19954- Davud b. Ebi Hind'in, Şa'bi kanalıyla (kadı) Şureyh'ten olan rivayeti şu şekildedir: "Kişi yabancı bir memlekette ölürse ve orada Müslüman olmadığı için gayr-ı müslimlerden iki kişiyi vasiyetine şahid tutsa, bu geçerlidir. İki Müslüman gelip bu şehitlerin hilafına şahitlik ederlerse, onların şahitlikleri kabul edilir.

 

19955- İbrahım'in rivayetine göre (kadı) Şureyh, Yahudi ve Hıristiyanın, Müslüman hakkındaki şahitliğini kabul etmezdi.
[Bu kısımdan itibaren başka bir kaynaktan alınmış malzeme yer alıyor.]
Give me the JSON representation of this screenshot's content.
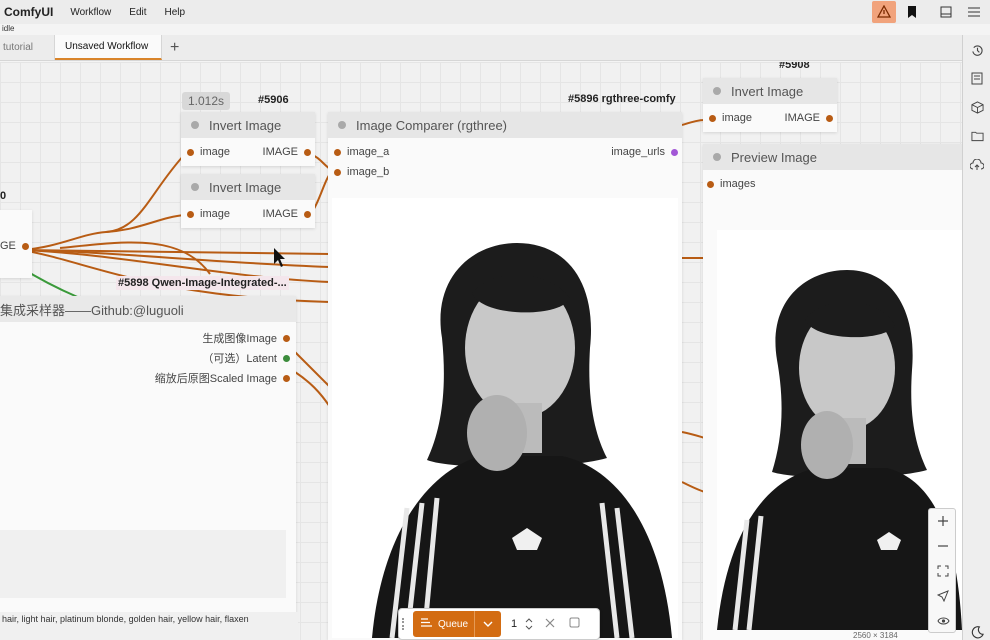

Sadece seferdeyken yapılan vasiyet konusunda kabul ederdi.

 

19956- Nakledildiğine göre Ebu Musa el-Eş'ari, bir Müslümanın ölümüne iki Hıristiyandan başkası şahit olmayınca ikindiden sonra onlara yemin ettirdi ve şahitliklerini kabul etti.

 

19957- Bütün bunlar, Iraklıların Kitab ehlinin şahitliği konusundaki görüşüne aykırı düşmektedir.

 

19958- Ömer b. Raşid el-Yemami'nin, Yahya b. Ebi Kesir kanalıyla Ebu Seleme'den, onun da Ebu Hureyre'den bildirdiğine göre Resulullah (Sallallahu aleyhi ve Sellem) şöyle buyurdu: ''Hiçbir milletin diğer millet hakkındaki şahitliği geçerli değildir. Sadece Muhammed milletinin diğer milletler hakkındaki şahitliği geçerlidir.''

 

19959- İsnadındaki Ömer b. Raşid'in, hadis alimlerine göre zayıf olması sebebiyle hadis huccet kabul edilemez. Doğruya ulaşmak Allah'tandır.